The hour-long discussion with Ma was the grand finale of a 11-day eFounders Fellowship program jointly organized by the Alibaba Business School and the United Nations Conference on Trade and Development (UNCTAD). Ma was appointed as a Special Advisor to UNCTAD in September 2016. Since then, the 53-year old magnate and philanthropist has spoken to thousands of young people around the world.

The goal of the training, said Brian Wong, a vice-president of Alibaba Group and the head of Alibaba’s Global Initiatives, is to empower the world’s young business leaders to be the architects of their home economies by leveraging technology and analytics. Moreover, these entrepreneurs will bring their newfound skills and knowledge back to enable their peers and communities to rise together.

Hailing from seven Asian countries—Vietnam, Indonesia, Pakistan, Malaysia, Thailand, Cambodia and the Philippines—the eFounders were selected from a pool of hundreds of applicants for their outstanding records in their respective fields, which include mobile payment, tourism, big data, fintech, logistics and e-commerce. They are all either founder or co-founder of a platform-based venture in one of the five fields.

“We see them as the agents of change and the catalysts who will transform their country into a technology-driven economy in this digital era,” Wong said.

Since its founding, Alibaba has become one of the world’s largest e-commerce platforms and internet companies, with an annual active user base of 515 million people. As Alibaba has grown, so has China’s web-based commerce. Last year, China’s e-commerce transaction value jumped 32% year-on-year to RMB 7.18 trillion ($1.15 trillion), according to China’s National Bureau of Statistics. Goldman Sachs projects the market will grow to $1.7 trillion by 2020.

China’s development and experience can serve as a mirror for many countries that want to make the jump into the digital economy, said Wong.

Industry watchers say even though Southeast Asia is largely still developing, the region of 650 million people is primed for sharp growth, thanks to its fast adaptability to the internet and technology. Currently, only about 3% of the region’s retail is done online, but a report by Google and Singapore state investment vehicle Temasek projects it could hit $200 billion by 2025.

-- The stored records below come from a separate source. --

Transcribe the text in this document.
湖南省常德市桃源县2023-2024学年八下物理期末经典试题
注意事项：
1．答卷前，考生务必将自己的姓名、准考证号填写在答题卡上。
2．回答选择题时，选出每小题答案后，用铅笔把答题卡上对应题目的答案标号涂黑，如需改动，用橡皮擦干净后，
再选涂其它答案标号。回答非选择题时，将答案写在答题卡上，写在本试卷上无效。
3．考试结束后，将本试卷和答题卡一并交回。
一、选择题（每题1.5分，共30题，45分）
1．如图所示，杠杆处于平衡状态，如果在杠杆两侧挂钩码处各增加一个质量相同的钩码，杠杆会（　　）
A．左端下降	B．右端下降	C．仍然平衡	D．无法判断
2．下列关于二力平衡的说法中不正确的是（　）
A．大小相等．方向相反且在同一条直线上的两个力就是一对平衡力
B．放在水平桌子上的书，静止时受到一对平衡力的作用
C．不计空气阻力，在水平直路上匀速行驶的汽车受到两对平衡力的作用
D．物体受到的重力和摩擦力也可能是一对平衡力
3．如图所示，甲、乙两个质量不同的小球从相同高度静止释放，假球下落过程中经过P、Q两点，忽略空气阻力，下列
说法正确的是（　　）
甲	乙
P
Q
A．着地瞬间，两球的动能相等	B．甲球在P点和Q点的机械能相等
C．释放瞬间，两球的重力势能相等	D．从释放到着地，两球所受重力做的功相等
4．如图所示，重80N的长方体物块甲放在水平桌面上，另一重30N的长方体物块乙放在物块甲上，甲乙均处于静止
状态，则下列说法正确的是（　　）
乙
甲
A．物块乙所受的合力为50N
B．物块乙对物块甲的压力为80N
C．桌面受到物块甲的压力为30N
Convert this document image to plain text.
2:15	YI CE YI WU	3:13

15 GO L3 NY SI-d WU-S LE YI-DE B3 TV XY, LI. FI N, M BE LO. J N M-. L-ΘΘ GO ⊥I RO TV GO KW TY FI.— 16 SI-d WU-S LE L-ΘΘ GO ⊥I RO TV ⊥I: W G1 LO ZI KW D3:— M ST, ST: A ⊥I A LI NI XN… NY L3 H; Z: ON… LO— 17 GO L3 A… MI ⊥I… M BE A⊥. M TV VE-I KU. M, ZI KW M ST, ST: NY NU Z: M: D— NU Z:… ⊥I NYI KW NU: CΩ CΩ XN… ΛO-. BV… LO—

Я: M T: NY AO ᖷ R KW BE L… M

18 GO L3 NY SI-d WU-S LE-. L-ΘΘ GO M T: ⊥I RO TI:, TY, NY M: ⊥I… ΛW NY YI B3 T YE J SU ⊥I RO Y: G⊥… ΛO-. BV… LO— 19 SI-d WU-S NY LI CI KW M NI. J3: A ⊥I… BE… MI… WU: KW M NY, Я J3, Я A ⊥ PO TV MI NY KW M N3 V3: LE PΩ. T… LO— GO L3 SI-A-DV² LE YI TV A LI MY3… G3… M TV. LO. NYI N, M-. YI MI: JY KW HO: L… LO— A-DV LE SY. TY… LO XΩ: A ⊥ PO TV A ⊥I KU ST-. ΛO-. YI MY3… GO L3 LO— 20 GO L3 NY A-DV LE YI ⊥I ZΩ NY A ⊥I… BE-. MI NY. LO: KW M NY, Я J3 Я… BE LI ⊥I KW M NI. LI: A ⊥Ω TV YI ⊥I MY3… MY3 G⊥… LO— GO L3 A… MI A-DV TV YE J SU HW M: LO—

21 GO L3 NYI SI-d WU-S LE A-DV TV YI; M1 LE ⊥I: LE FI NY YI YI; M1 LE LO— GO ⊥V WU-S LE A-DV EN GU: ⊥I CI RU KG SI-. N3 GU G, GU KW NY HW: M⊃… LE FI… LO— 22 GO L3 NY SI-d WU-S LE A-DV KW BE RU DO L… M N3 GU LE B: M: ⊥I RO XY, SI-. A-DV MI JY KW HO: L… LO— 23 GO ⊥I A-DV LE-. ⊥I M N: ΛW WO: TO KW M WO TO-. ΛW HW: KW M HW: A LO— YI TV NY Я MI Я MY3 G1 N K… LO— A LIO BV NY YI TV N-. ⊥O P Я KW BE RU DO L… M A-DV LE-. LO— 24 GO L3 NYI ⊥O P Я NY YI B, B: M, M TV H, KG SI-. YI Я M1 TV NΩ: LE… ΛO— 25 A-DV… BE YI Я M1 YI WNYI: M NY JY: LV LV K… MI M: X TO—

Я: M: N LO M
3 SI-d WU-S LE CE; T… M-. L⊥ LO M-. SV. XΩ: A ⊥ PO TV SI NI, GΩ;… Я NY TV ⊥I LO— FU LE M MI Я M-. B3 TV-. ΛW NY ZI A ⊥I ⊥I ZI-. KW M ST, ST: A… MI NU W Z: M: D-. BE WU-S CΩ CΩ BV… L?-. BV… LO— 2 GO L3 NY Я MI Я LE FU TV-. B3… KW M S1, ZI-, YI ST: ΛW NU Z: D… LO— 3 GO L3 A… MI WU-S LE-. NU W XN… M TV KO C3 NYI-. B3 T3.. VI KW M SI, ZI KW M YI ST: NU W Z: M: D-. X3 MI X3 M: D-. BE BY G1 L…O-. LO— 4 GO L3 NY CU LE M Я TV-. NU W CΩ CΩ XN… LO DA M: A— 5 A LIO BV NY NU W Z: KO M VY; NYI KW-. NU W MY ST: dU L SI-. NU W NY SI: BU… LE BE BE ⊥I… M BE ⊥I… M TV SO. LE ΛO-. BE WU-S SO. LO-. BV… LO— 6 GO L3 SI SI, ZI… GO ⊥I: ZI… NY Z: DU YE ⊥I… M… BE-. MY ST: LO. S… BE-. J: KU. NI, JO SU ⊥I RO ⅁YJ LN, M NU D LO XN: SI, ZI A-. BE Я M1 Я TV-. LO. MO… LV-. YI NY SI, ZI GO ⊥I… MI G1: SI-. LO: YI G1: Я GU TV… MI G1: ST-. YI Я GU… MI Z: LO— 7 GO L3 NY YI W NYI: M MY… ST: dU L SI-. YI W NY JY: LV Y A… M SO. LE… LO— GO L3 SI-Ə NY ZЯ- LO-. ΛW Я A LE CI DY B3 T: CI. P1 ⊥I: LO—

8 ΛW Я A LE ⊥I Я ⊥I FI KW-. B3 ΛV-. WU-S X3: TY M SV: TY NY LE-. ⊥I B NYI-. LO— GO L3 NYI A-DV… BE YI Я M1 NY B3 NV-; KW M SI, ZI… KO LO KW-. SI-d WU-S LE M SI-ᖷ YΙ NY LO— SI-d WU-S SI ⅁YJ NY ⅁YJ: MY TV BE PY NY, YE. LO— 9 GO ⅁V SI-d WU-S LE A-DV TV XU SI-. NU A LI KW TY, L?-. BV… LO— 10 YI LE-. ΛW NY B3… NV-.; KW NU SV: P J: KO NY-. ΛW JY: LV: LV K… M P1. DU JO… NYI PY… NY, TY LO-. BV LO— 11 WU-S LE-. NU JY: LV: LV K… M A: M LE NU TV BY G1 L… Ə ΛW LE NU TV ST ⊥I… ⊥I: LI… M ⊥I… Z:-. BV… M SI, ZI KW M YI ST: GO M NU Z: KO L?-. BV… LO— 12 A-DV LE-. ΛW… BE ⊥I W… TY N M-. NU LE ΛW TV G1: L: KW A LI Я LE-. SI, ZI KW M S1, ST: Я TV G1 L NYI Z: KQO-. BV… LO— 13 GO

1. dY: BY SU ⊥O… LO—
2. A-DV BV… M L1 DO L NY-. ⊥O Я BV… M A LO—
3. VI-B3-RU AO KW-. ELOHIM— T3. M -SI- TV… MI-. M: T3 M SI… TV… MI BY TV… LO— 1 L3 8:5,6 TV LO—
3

“The internet is a great technology that can help young people and small businesses. It is especially good for developing countries,” said Ma, adding that with enough support for young entrepreneurs and innovations, “what happened in China in the past 19 years can also happen in other countries.”

He emphasized the deficiencies that Asia experiences today in areas such as technology, banking and retail are golden opportunities that will help the region excel in these areas in the coming years to be the leader of the “third technology revolution,” enabling it to surpass Europe and the U.S.

For SyPhong Bu, the founder of a Hanoi-based fintech company OnOnPay, the Alibaba founder’s message of collective growth spoke to him loud and clear.

He said OnOnPay now takes a small cut from each transaction when the customer uses his company’s e-wallet platform. However, this means store owners reap little benefit from promoting cashless transaction.

After lectures from Alibaba executives and other trainers and site visits to a Taobao village, Hema (now also known as Freshippo) and partners in the Alibaba’s ecosystem, he said he realizes the most-effective and sustainable way forward is for OnOnPay to find ways to boost the store’s own revenue. That creates a formula for a mutually beneficial and sustainable relationship, he said.

Information-sharing was a key takeaway for Francesca Chia from Malaysia. By being at the nerve center of Alibaba, she witnessed how the company is able to use analytics to empower its partners, letting the entire ecosystem flourish.

“To me, this speaks to how much we can do if my team can create a better system that takes information to empower others to make better decisions, then feeds it back to the system. By doing so, we can make the entire engine smarter,” said Chia.

This is the second eFounders Fellowship training program offered by Alibaba Business School and UNCTAD. In November last year, a group of entrepreneurs with Africa-based ventures also underwent the similar training. Organizers said they plan to extend the program for people from other regions in the near future.